**NOTE:** The source code of this tutorial will not work under the latest versions of **Julia** and **OrdinaryDiffEq.jl**. You can see an updated version of the source code here.

Hi!

In this new post, I will show how we can create a Data Array to extend the possibilities of the julia package OrdinaryDiffEq to simulate dynamic systems.

# Necessary background

This tutorial provides additional information to solve a problem introduced by my last tutorial, then it is very important to read it before:

# Problem definition

In my last post, I showed how I use the julia package OrdinaryDiffEq to simulate control systems that have continuous and discrete parts. However, there were two big problems:

- I needed to use a global variable to pass the information from the discrete part of the system to the dynamic function (in that case, the information was the acceleration);
- I would have to do some very bad hacks to plot the computed acceleration (creating a global vector to store the computed values).

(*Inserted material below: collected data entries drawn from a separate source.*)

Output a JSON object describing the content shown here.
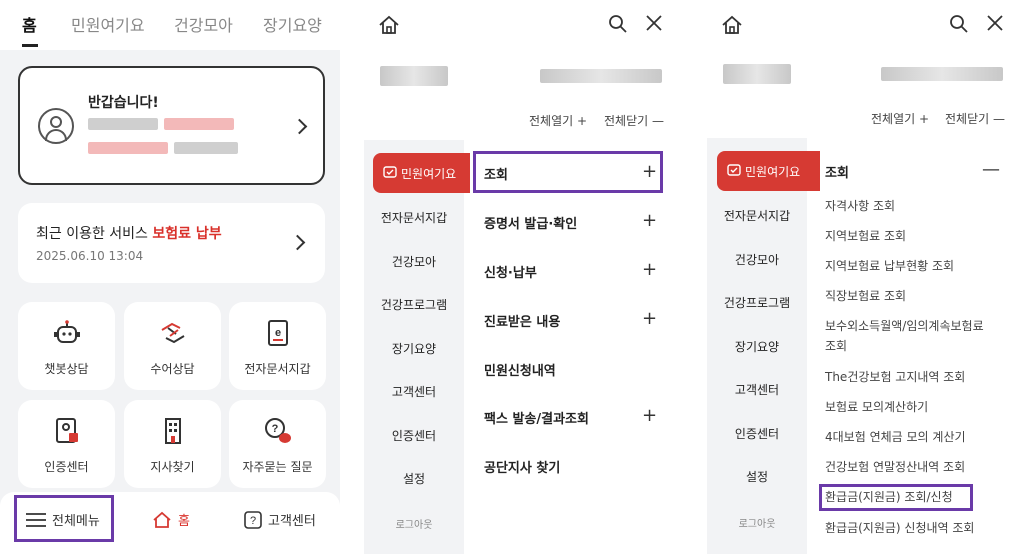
{
  "panel1": {
    "tabs": [
      "홈",
      "민원여기요",
      "건강모아",
      "장기요양"
    ],
    "welcome": {
      "greeting": "반갑습니다!"
    },
    "recent": {
      "prefix": "최근 이용한 서비스",
      "service": "보험료 납부",
      "date": "2025.06.10 13:04"
    },
    "tiles": [
      {
        "label": "챗봇상담",
        "icon": "chatbot-icon"
      },
      {
        "label": "수어상담",
        "icon": "sign-language-icon"
      },
      {
        "label": "전자문서지갑",
        "icon": "e-document-icon"
      },
      {
        "label": "인증센터",
        "icon": "certificate-icon"
      },
      {
        "label": "지사찾기",
        "icon": "building-icon"
      },
      {
        "label": "자주묻는 질문",
        "icon": "faq-icon"
      }
    ],
    "bottom": {
      "menu": "전체메뉴",
      "home": "홈",
      "support": "고객센터"
    }
  },
  "menu": {
    "expand_all": "전체열기 +",
    "collapse_all": "전체닫기 —",
    "left_items": [
      "민원여기요",
      "전자문서지갑",
      "건강모아",
      "건강프로그램",
      "장기요양",
      "고객센터",
      "인증센터",
      "설정",
      "로그아웃"
    ]
  },
  "panel2": {
    "right_items": [
      {
        "label": "조회",
        "plus": "+"
      },
      {
        "label": "증명서 발급·확인",
        "plus": "+"
      },
      {
        "label": "신청·납부",
        "plus": "+"
      },
      {
        "label": "진료받은 내용",
        "plus": "+"
      },
      {
        "label": "민원신청내역",
        "plus": ""
      },
      {
        "label": "팩스 발송/결과조회",
        "plus": "+"
      },
      {
        "label": "공단지사 찾기",
        "plus": ""
      }
    ]
  },
  "panel3": {
    "section": "조회",
    "collapse": "—",
    "sub_items": [
      "자격사항 조회",
      "지역보험료 조회",
      "지역보험료 납부현황 조회",
      "직장보험료 조회",
      "보수외소득월액/임의계속보험료",
      "조회",
      "The건강보험 고지내역 조회",
      "보험료 모의계산하기",
      "4대보험 연체금 모의 계산기",
      "건강보험 연말정산내역 조회",
      "환급금(지원금) 조회/신청",
      "환급금(지원금) 신청내역 조회"
    ]
  },
  "colors": {
    "accent": "#d63a33",
    "highlight": "#6a3aa8"
  }
}
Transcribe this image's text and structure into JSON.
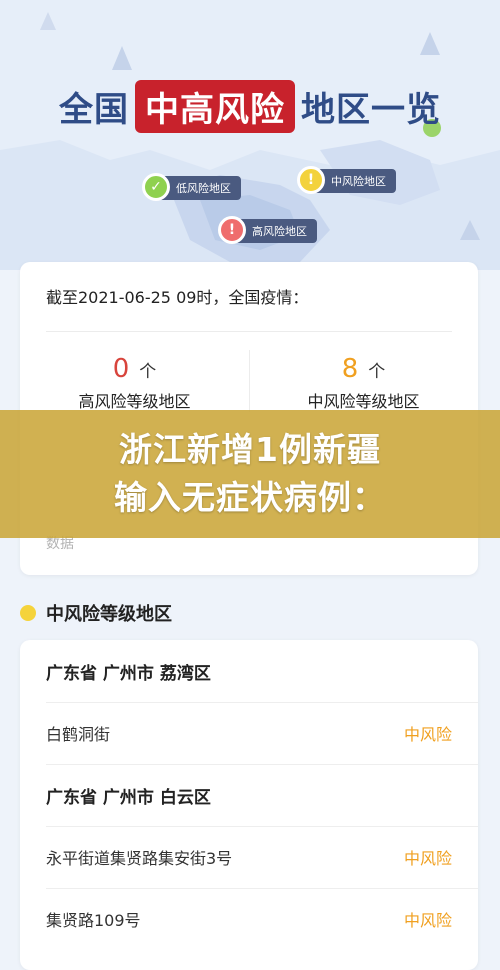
{
  "header": {
    "title_prefix": "全国",
    "title_highlight": "中高风险",
    "title_suffix": "地区一览",
    "legend": {
      "low": "低风险地区",
      "mid": "中风险地区",
      "high": "高风险地区",
      "mid_mark": "!",
      "high_mark": "!"
    }
  },
  "stats": {
    "as_of": "截至2021-06-25 09时，全国疫情：",
    "high": {
      "count": "0",
      "unit": "个",
      "label": "高风险等级地区"
    },
    "mid": {
      "count": "8",
      "unit": "个",
      "label": "中风险等级地区"
    },
    "note": "数据"
  },
  "banner": {
    "line1": "浙江新增1例新疆",
    "line2": "输入无症状病例："
  },
  "mid_section": {
    "title": "中风险等级地区",
    "rows": [
      {
        "label": "广东省 广州市 荔湾区"
      },
      {
        "label": "白鹤洞街",
        "level": "中风险"
      },
      {
        "label": "广东省 广州市 白云区"
      },
      {
        "label": "永平街道集贤路集安街3号",
        "level": "中风险"
      },
      {
        "label": "集贤路109号",
        "level": "中风险"
      }
    ]
  },
  "colors": {
    "title_blue": "#2f4c87",
    "title_red": "#c8222c",
    "high_red": "#d8443c",
    "mid_orange": "#f0a020",
    "banner_gold": "#caa434"
  }
}
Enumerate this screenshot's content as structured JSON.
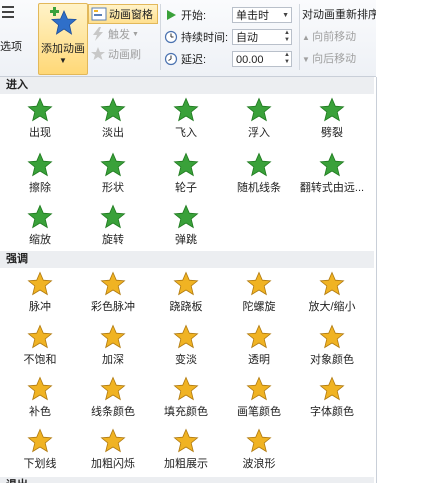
{
  "ribbon": {
    "left_fragment_label": "选项",
    "add_animation_label": "添加动画",
    "add_animation_arrow": "▼",
    "animation_pane_label": "动画窗格",
    "trigger_label": "触发",
    "painter_label": "动画刷",
    "start_label": "开始:",
    "start_value": "单击时",
    "duration_label": "持续时间:",
    "duration_value": "自动",
    "delay_label": "延迟:",
    "delay_value": "00.00",
    "reorder_title": "对动画重新排序",
    "move_earlier_label": "向前移动",
    "move_later_label": "向后移动"
  },
  "gallery": {
    "sections": [
      {
        "title": "进入",
        "color": "#3aa13a",
        "items": [
          "出现",
          "淡出",
          "飞入",
          "浮入",
          "劈裂",
          "擦除",
          "形状",
          "轮子",
          "随机线条",
          "翻转式由远...",
          "缩放",
          "旋转",
          "弹跳"
        ]
      },
      {
        "title": "强调",
        "color": "#f0b323",
        "items": [
          "脉冲",
          "彩色脉冲",
          "跷跷板",
          "陀螺旋",
          "放大/缩小",
          "不饱和",
          "加深",
          "变淡",
          "透明",
          "对象颜色",
          "补色",
          "线条颜色",
          "填充颜色",
          "画笔颜色",
          "字体颜色",
          "下划线",
          "加粗闪烁",
          "加粗展示",
          "波浪形"
        ]
      },
      {
        "title": "退出"
      }
    ]
  }
}
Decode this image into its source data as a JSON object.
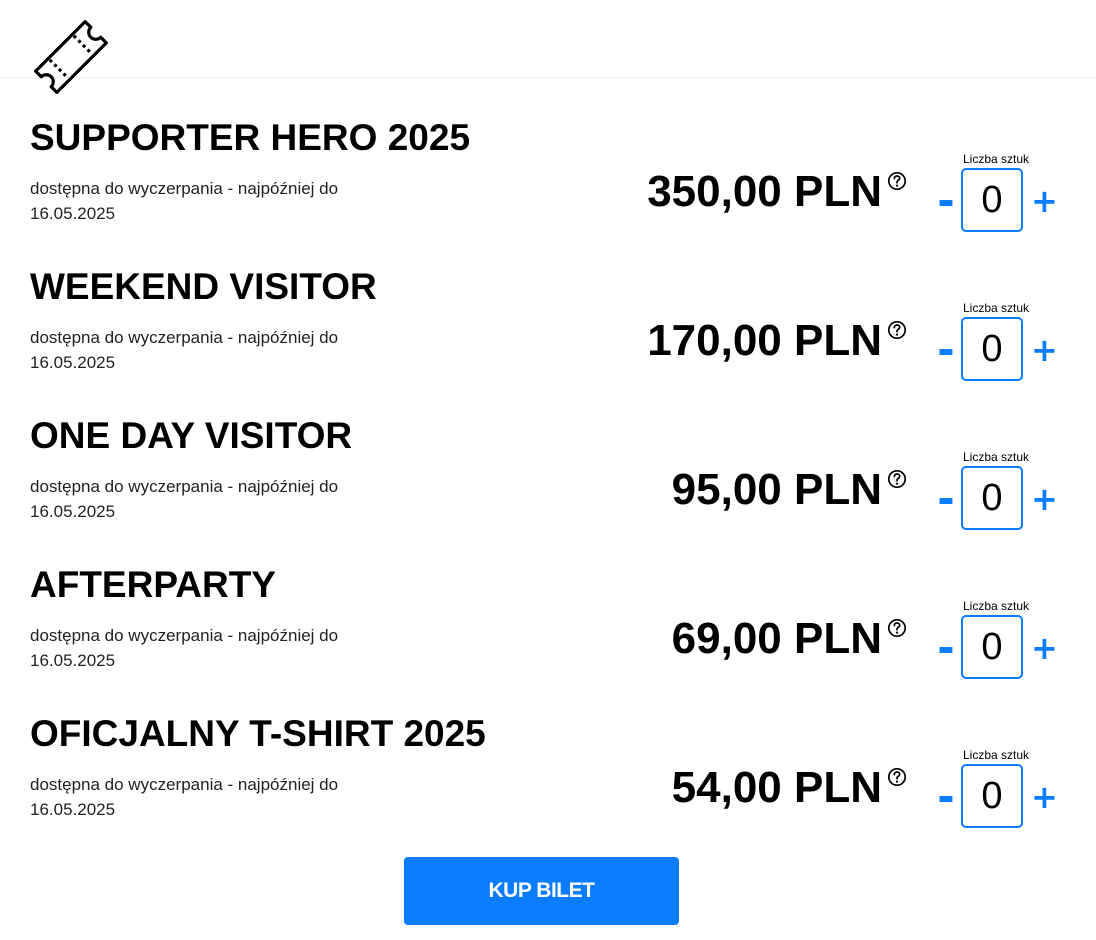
{
  "header": {
    "icon": "ticket-icon"
  },
  "tickets": [
    {
      "name": "SUPPORTER HERO 2025",
      "availability": "dostępna do wyczerpania - najpóźniej do 16.05.2025",
      "price": "350,00 PLN",
      "quantity_label": "Liczba sztuk",
      "quantity": "0",
      "minus": "-",
      "plus": "+"
    },
    {
      "name": "WEEKEND VISITOR",
      "availability": "dostępna do wyczerpania - najpóźniej do 16.05.2025",
      "price": "170,00 PLN",
      "quantity_label": "Liczba sztuk",
      "quantity": "0",
      "minus": "-",
      "plus": "+"
    },
    {
      "name": "ONE DAY VISITOR",
      "availability": "dostępna do wyczerpania - najpóźniej do 16.05.2025",
      "price": "95,00 PLN",
      "quantity_label": "Liczba sztuk",
      "quantity": "0",
      "minus": "-",
      "plus": "+"
    },
    {
      "name": "AFTERPARTY",
      "availability": "dostępna do wyczerpania - najpóźniej do 16.05.2025",
      "price": "69,00 PLN",
      "quantity_label": "Liczba sztuk",
      "quantity": "0",
      "minus": "-",
      "plus": "+"
    },
    {
      "name": "OFICJALNY T-SHIRT 2025",
      "availability": "dostępna do wyczerpania - najpóźniej do 16.05.2025",
      "price": "54,00 PLN",
      "quantity_label": "Liczba sztuk",
      "quantity": "0",
      "minus": "-",
      "plus": "+"
    }
  ],
  "buy_button": {
    "label": "KUP BILET"
  },
  "colors": {
    "accent": "#0a7cff",
    "text": "#000000",
    "background": "#ffffff"
  }
}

As I mentioned, the optimal solution to circumvent those problems ~~is~~ was somewhat difficult to achieve. Fortunately, Chris Rackauckas, which is the maintainer of OrdinaryDiffEq, introduced the concept of **Data Arrays**, which greatly simplified the solution for those problems. Notice that you will need **v1.4.0** or higher of OrdinaryDiffEq in order to have access to the new Data Array interface.

In this tutorial, the problem we want to solve is: **how to create custom parameters that the discrete part of the system can modify and that will influence the dynamic function?**

# A little history

When I started to use OrdinaryDiffEq to simulate the attitude and orbit control subsystem of Amazonia-1 satellite, I saw that I needed two kinds of variables:

- The ones that compose the state-vector and that will be integrated by the solver; and
- Some parameters that the control loop can modify and will influence the dynamic solution, like the commanded torque for the reaction wheels and magneto-torquers.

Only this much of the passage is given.